Details
-
Bug
-
Status: Open
-
Major
-
Resolution: Unresolved
-
0.9.0.0
-
None
-
None
Description
Running 0.9.0.0, the controller can get into a state where it no longer is able to elect a leader for an Offline partition. It's unclear how this state is first achieved but in the steady state, this happens:
-There are partitions with a leader of -1
-The Controller repeatedly attempts a preferred leader election for these partitions
-The preferred leader election fails because the only replica in the ISR is not the preferred leader
The log cycle looks like this:
[2017-04-12 18:00:18,891] INFO [Controller 8]: Starting preferred replica leader election for partitions topic,1 [2017-04-12 18:00:18,891] INFO [Partition state machine on Controller 8]: Invoking state change to OnlinePartition for partitions topic,1 [2017-04-12 18:00:18,892] INFO [PreferredReplicaPartitionLeaderSelector]: Current leader -1 for partition [topic,1] is not the preferred replica.

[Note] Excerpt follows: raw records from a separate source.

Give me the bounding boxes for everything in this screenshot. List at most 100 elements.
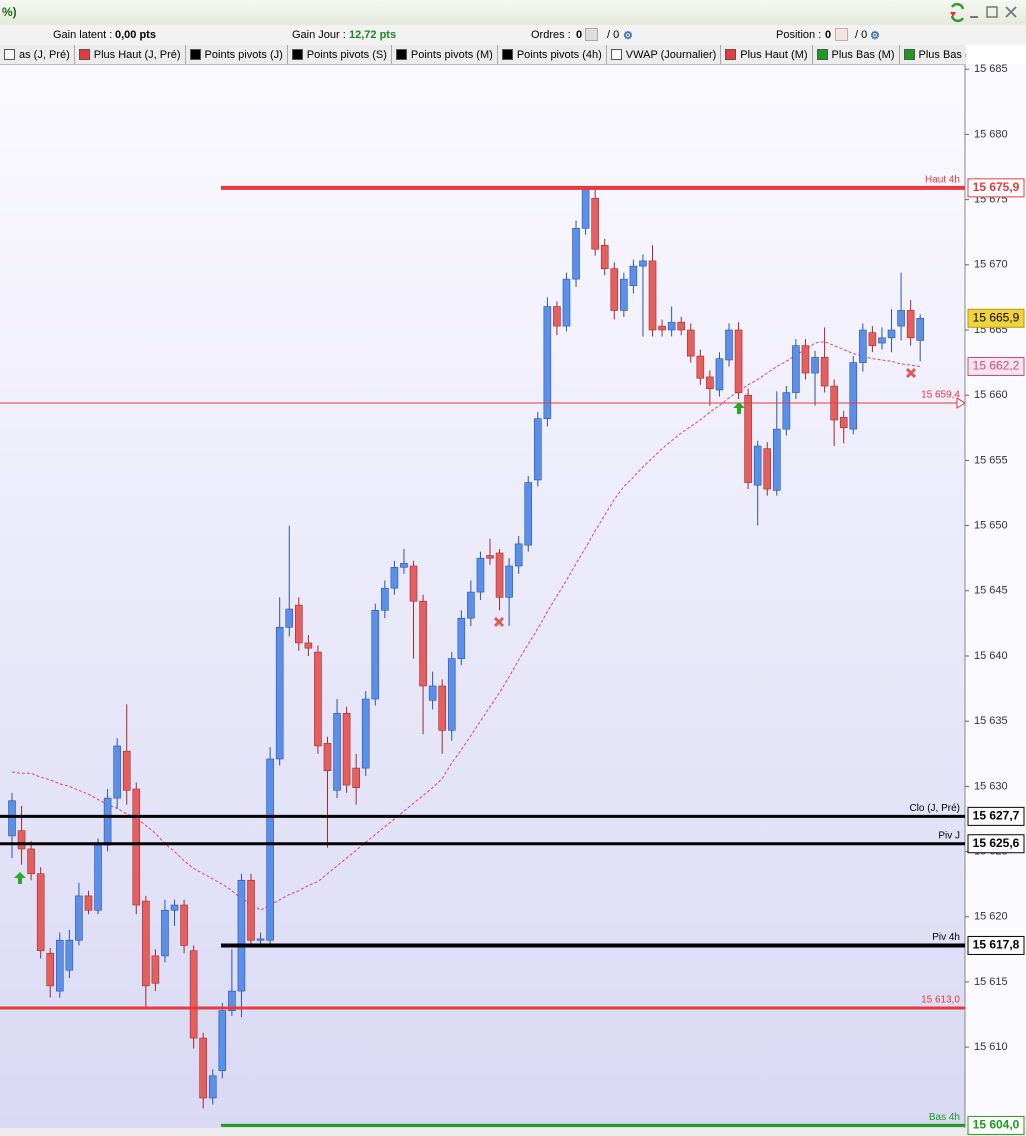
legend-item[interactable]: Plus Haut (J, Pré) [75,45,186,64]
price-tag-label: 15 665,9 [973,310,1020,324]
legend-item[interactable]: Plus Bas (M) [813,45,900,64]
candle-body [208,1075,217,1099]
candle-body [553,306,561,327]
refresh-icon[interactable] [950,2,965,23]
position-icon[interactable] [835,28,848,41]
y-tick-label: 15 655 [974,454,1008,466]
candle-body [467,591,475,619]
legend-item[interactable]: Plus Haut (M) [721,45,813,64]
candle-body [419,600,427,687]
candle-body [65,939,74,971]
candle-body [734,329,743,393]
price-tag-label: 15 662,2 [973,359,1020,373]
candle-body [218,1010,227,1071]
y-tick-label: 15 670 [974,259,1008,271]
y-tick-label: 15 660 [974,389,1008,401]
candle-body [906,310,915,339]
sell-signal [493,616,505,628]
candle-body [447,658,456,731]
candle-body [113,745,121,799]
price-tag [967,357,1025,377]
legend-label: Points pivots (S) [306,48,387,61]
candle-body [180,904,188,946]
y-tick-label: 15 650 [974,519,1008,531]
legend-item[interactable]: Points pivots (S) [288,45,392,64]
candle-body [610,268,619,311]
settings-icon[interactable]: ⚙ [870,30,880,42]
candle-body [696,355,705,379]
level-value: 15 613,0 [921,995,960,1006]
info-value: 0 [576,29,583,41]
candle-body [304,642,313,649]
legend-item[interactable]: Points pivots (4h) [498,45,607,64]
y-tick-label: 15 645 [974,585,1008,597]
level-label: Haut 4h [925,175,960,186]
candle-body [170,904,179,911]
candle-body [256,938,265,941]
candle-body [667,321,676,331]
legend-label: as (J, Pré) [19,48,70,61]
settings-icon[interactable]: ⚙ [623,30,633,42]
legend-swatch [610,49,622,60]
candle-body [342,713,351,786]
bottom-bar [0,1128,1026,1136]
candle-body [409,565,418,602]
legend-item[interactable]: Points pivots (J) [186,45,288,64]
legend-item[interactable]: VWAP (Journalier) [607,45,722,64]
candle-body [84,895,93,911]
candle-body [228,990,236,1011]
candle-body [122,750,131,791]
level-label: Clo (J, Pré) [909,803,960,814]
candle-body [706,376,714,389]
candle-body [772,428,781,491]
maximize-button[interactable] [986,6,998,18]
candle-body [352,767,360,788]
y-tick-label: 15 630 [974,780,1008,792]
candle-body [591,198,599,250]
legend-label: Plus Haut (J, Pré) [93,48,181,61]
info-value: / 0 [607,29,620,41]
info-value: 12,72 pts [349,29,397,41]
close-button[interactable] [1005,6,1017,18]
candle-body [27,848,35,875]
legend-item[interactable]: Plus Bas (S) [900,45,966,64]
price-axis [965,64,1026,1136]
level-value: 15 617,8 [973,938,1020,952]
candle-body [658,325,666,331]
candle-body [562,278,571,327]
legend-swatch [816,49,828,60]
title-bar: %) [0,0,1026,26]
plot-area [0,64,965,1128]
candle-body [161,909,169,957]
orders-icon[interactable] [585,28,598,41]
candle-body [323,743,332,772]
legend-label: Points pivots (J) [204,48,283,61]
candle-body [199,1037,207,1099]
candle-body [428,685,437,701]
candle-body [916,317,925,341]
level-value: 15 659,4 [921,390,960,401]
price-tag [967,308,1025,328]
candle-body [782,392,791,430]
info-label: Position : [776,29,822,41]
candle-body [677,321,686,331]
candle-body [897,310,905,327]
y-tick-label: 15 640 [974,650,1008,662]
y-tick-label: 15 635 [974,715,1008,727]
y-tick-label: 15 680 [974,128,1008,140]
candle-body [55,939,64,992]
y-tick-label: 15 685 [974,63,1008,75]
level-label: Bas 4h [929,1112,960,1123]
candle-body [600,244,609,270]
candle-body [266,758,274,941]
legend-item[interactable]: as (J, Pré) [0,45,75,64]
y-tick-label: 15 675 [974,194,1008,206]
level-value: 15 625,6 [973,836,1020,850]
level-label: Piv J [938,830,960,841]
candle-body [94,844,102,911]
legend-swatch [78,49,90,60]
candle-body [17,830,26,850]
legend-item[interactable]: Points pivots (M) [392,45,498,64]
candle-body [744,394,752,483]
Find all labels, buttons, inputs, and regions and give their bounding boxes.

Trigerring preferred replica leader election (kafka.controller.PreferredReplicaPartitionLeaderSelector) [2017-04-12 18:00:18,893] WARN [Controller 8]: Partition [topic,1] failed to complete preferred replica leader election. Leader is -1 (kafka.controller.KafkaController)
It's not clear if this would happen on versions later that 0.9.0.0.